Imagine that you need an echocardiogram to test whether you inherited any genetic heart abnormalities.
When you go to your doctor’s office for the test, everything comes back normal. But lurking somewhere inside, there is, in fact, an abnormality—it just did not occur during your office visit.
“You’re out of luck,” said Gary Weiss, Ph.D., an associate professor of computer and information sciences.
However, Weiss said, if the capability to monitor your heart were built into your smartphone, “you could be monitored over a longer period of time, as opposed to just a few minutes, which provides a lot more data.”
Mobile health and smart technology
With the advent of smart technology, that capability has become a reality. Originally designed to give doctors access to patients in remote, rural areas of developing countries, mobile health platforms have since proliferated. In just seven years, these devices have grown increasingly more complex. They can now accomplish tasks as simple as counting the number of steps you take and as sophisticated as checking glucose levels in your blood.
Weiss, who is the director of Fordham’s Wireless Sensor Data Mining (WISDM) Lab, has been making a foray into the field of mobile health by applying his research on activity-recognition to the newest member of the “smart” family, “smartwatches.” The WISDM lab’s latest work builds on the Actitracker, an application (“app”) for Android-based cell phones that the lab launched in 2013.
Using a built-in sensor called an accelerometer, the app detects and identifies the user’s physical activities, such as sitting, walking, jogging, standing, or climbing stairs. It then compiles the results so that the user knows how many minutes per day are spent sitting, standing, etc. When the app “learns” the nuances of its user’s movements using a built-in “self-training mode,” it yields results that are up to 98 percent accurate.
“The project was funded because of its potential to help combat obesity,” said Weiss, who received a National Science Foundation “Smart and Connected Health” grant for the project. “But it can really help with a lot of issues. For instance, tracking how someone walks could detect if they have any gait problems. Or we might be able to track depression if someone is spending the majority of the time lying down.”
Integrating Actitracker with smartwatches will make the app even more sophisticated, Weiss said, because it will be able to detect activities such as eating or drinking.
“A smartphone in your pocket is limited, because it really can only detect your leg motions, specifically the top of the legs.
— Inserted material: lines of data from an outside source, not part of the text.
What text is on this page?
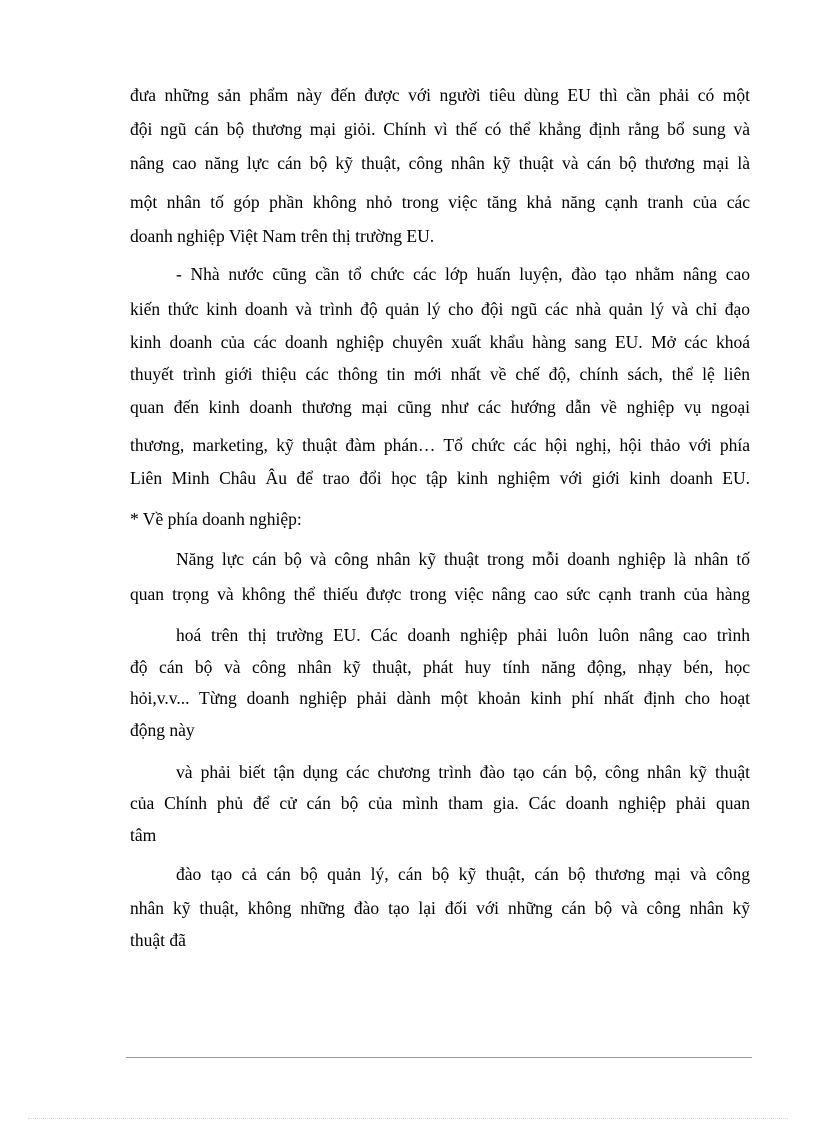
đưa những sản phẩm này đến được với người tiêu dùng EU thì cần phải có một
đội ngũ cán bộ thương mại giỏi. Chính vì thế có thể khẳng định rằng bổ sung và
nâng cao năng lực cán bộ kỹ thuật, công nhân kỹ thuật và cán bộ thương mại là
một nhân tố góp phần không nhỏ trong việc tăng khả năng cạnh tranh của các
doanh nghiệp Việt Nam trên thị trường EU.
- Nhà nước cũng cần tổ chức các lớp huấn luyện, đào tạo nhằm nâng cao
kiến thức kinh doanh và trình độ quản lý cho đội ngũ các nhà quản lý và chỉ đạo
kinh doanh của các doanh nghiệp chuyên xuất khẩu hàng sang EU. Mở các khoá
thuyết trình giới thiệu các thông tin mới nhất về chế độ, chính sách, thể lệ liên
quan đến kinh doanh thương mại cũng như các hướng dẫn về nghiệp vụ ngoại
thương, marketing, kỹ thuật đàm phán… Tổ chức các hội nghị, hội thảo với phía
Liên Minh Châu Âu để trao đổi học tập kinh nghiệm với giới kinh doanh EU.
* Về phía doanh nghiệp:
Năng lực cán bộ và công nhân kỹ thuật trong mỗi doanh nghiệp là nhân tố
quan trọng và không thể thiếu được trong việc nâng cao sức cạnh tranh của hàng
hoá trên thị trường EU. Các doanh nghiệp phải luôn luôn nâng cao trình
độ cán bộ và công nhân kỹ thuật, phát huy tính năng động, nhạy bén, học
hỏi,v.v... Từng doanh nghiệp phải dành một khoản kinh phí nhất định cho hoạt
động này
và phải biết tận dụng các chương trình đào tạo cán bộ, công nhân kỹ thuật
của Chính phủ để cử cán bộ của mình tham gia. Các doanh nghiệp phải quan
tâm
đào tạo cả cán bộ quản lý, cán bộ kỹ thuật, cán bộ thương mại và công
nhân kỹ thuật, không những đào tạo lại đối với những cán bộ và công nhân kỹ
thuật đã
The smartwatch, though, will also be able to detect hand motions to identify activities like eating and drinking,” Weiss said.
For those who need to monitor their diets, having an app that can call attention to food intake can be invaluable. For instance, Weiss said, when the watch detects that you are eating, it could prompt you to add an entry to your food diary. Or, when it detects that you are drinking something, it might ask about the sugar content of your drink and advise accordingly.
Smartwatches arrive at the WISDM Lab
Sophomore Andrew Johnston is one of the students working on smartwatches in the WISDM lab.
“The accelerometer and gyroscope give feedback in terms of the number of steps you’re taking and there’s also a heartbeat sensor to take your pulse throughout the day,” said Johnston, a computer science and mathematics major.
“No one is doing activity-recognition with smartwatches right now, so we’re looking to corner the market there.”
Johnston is also doing research in biometrics, the study of distinctive, measureable human traits such as fingerprints or DNA. Johnston’s research focuses on using biometric markers for identity and security purposes—in other words, using things like voice or gait recognition in lieu of passwords.
“The problem with passwords is that they’re really weak,” Johnston said. “People who come up with them design them to be memorable. Which means that most of the time they’re also guessable.”
The process involves just a few steps, Johnston said. For instance, if you wanted to program a smartwatch to open a locked door using gait recognition, you would first demonstrate to the watch how you walk. Then the watch and the door would be programmed to associate your particular gait with the action “unlock door.” Thus, when you approach the door, the watch and door compare your walk with the profile on file, and if they match, the door unlocks.
“Moving to biometrics would make it more difficult for someone to get unauthorized access, because it’s a lot harder to guess how I walk than to guess something I use as my password,” Johnston said, adding that biometrics could ultimately be used for social media profiles and even electronic bank accounts.
Currently, the team is conducting experiments with the smartwatch and plans to have it integrated into the Actitracker app within six months. In the meantime, Weiss has submitted another grant proposal to the National Science Foundation to continue expanding their work with activity recognition—including integrating the app with social media so that users can broadcast their results.
“There are companies interested in this type of technology. Some startups have contacted us,” Weiss said. “All of this is now becoming technologically feasible because of the ubiquity of these powerful devices.”